In web journalism, real-time analytics software programs, such as Chartbeat, are used to measure the number of visitors to each article, the average time spent by readers on each piece and the number of likes and shares it gets on social media platforms.
These programs purport to revolutionize journalists' content strategies by providing this detailed data about their audience. Editorial managers order the programs installed on every employee's computer and encourage staff writers to track traffic on their stories.
But in some of the newsrooms she studied, staff writers and employees did not use these programs and some actively avoided them on principle, Christin said.
"I have access to something that shows all those stats," one writer told Christin. "I don't go there and obsessively look at the stats. I find it kind of stressful and I try not to get too wrapped up in that."

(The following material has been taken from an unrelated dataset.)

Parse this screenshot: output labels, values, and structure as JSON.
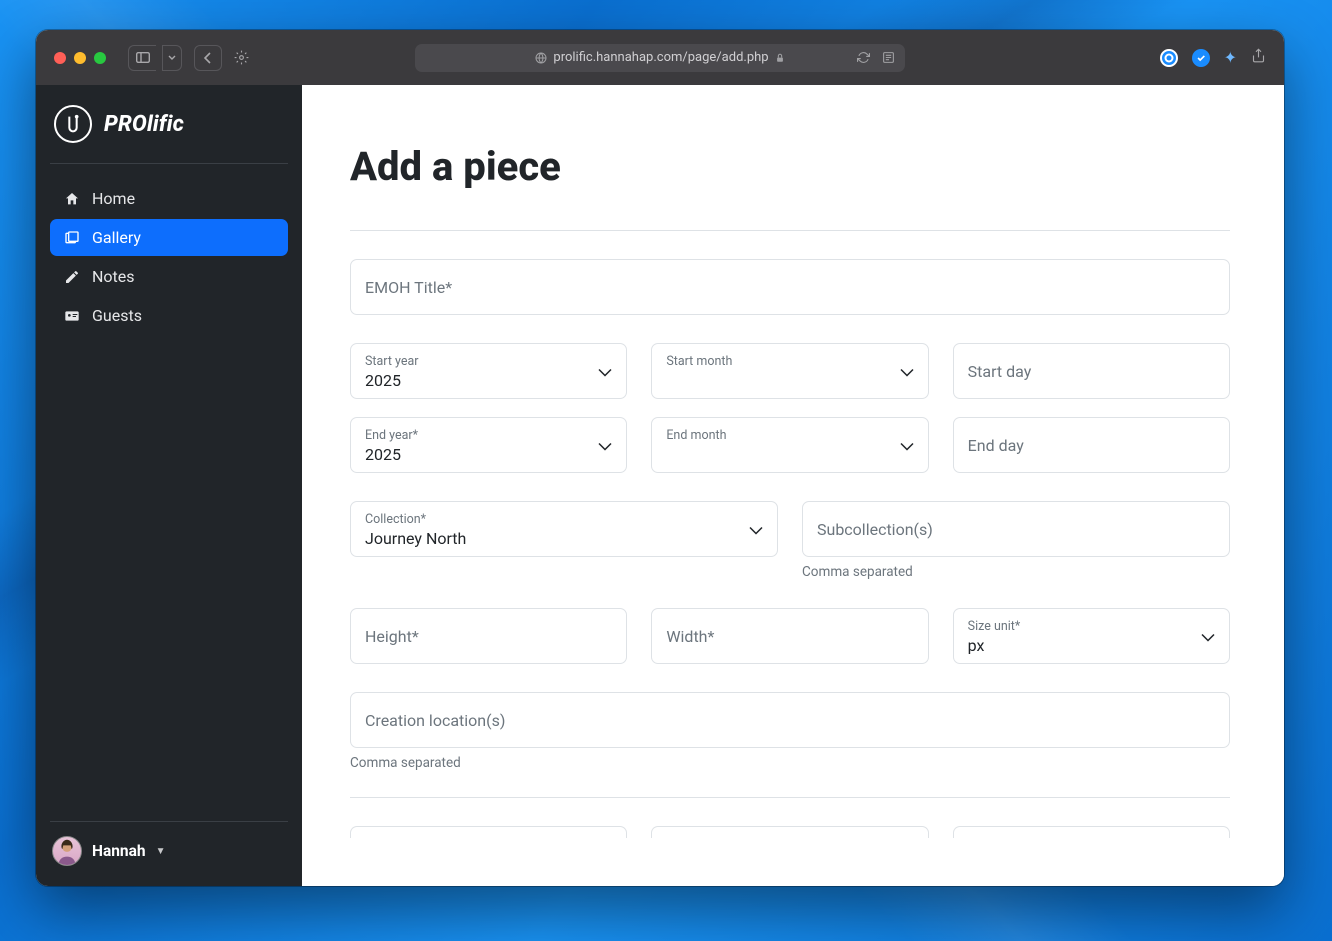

In criminal justice, a similar discrepancy exists. A lot of courts now use various predictive risk-assessment tools that rely on defendants' criminal history, socio-demographics and other variables to estimate an offender's risk of reoffending or failure to appear in court when on bail.
These algorithmic programs were often introduced as a result of a growing awareness that racial bias exists at every step of the criminal justice process in the United States, Christin said. The supporters of these tools believe they can reduce overcrowding in jails by reliably identifying low-risk offenders who could be released.
But many judges and prosecutors do not use those analytics, Christin said. Because some of these tools are created by for-profit companies, many employees in criminal justice question their reliability.
"I'd prefer to look at actual behaviors," one former prosecutor told Christin. "With these tools the output is only as good as the input. And the input is controversial."
Algorithms in perspective
The question of algorithms' reliability hits at the core of today's debate about them. Algorithms are inherently opaque; the code they're written in is often proprietary and difficult to understand.
Some experts propose algorithmic audits that would test the system periodically. Others say a governmental agency should be created with some oversight power, Christin said.
These solutions may address some of the issues relating to algorithmic opacity, but not all, she said.
"The problem of transparency is a real one, and I think there is no clear way to make algorithms completely transparent for now," Christin said.
But further qualitative research can help people understand how algorithms fit in the social system and how they can make sense of them, Christin said. In addition to conducting research on the uses and practices associated with algorithmic systems, humanists and social science scholars should encourage those who make algorithms to critically analyze them.
"People who design these tools do not always follow closely how they are being used in specific organizations," Christin said. "Sometimes people use technology in ways you want them, but sometimes they use it differently."
Aa part of that effort, Christin, who joined Stanford last year, taught a new class, The Politics of Algorithms, in spring quarter.
"It was one of the most rewarding things to me – to be able to talk to the students who often design algorithms and who will be working in Silicon Valley, and discuss the potential pitfalls and how we can address them," Christin said. "I learned just as much from them as they did from me."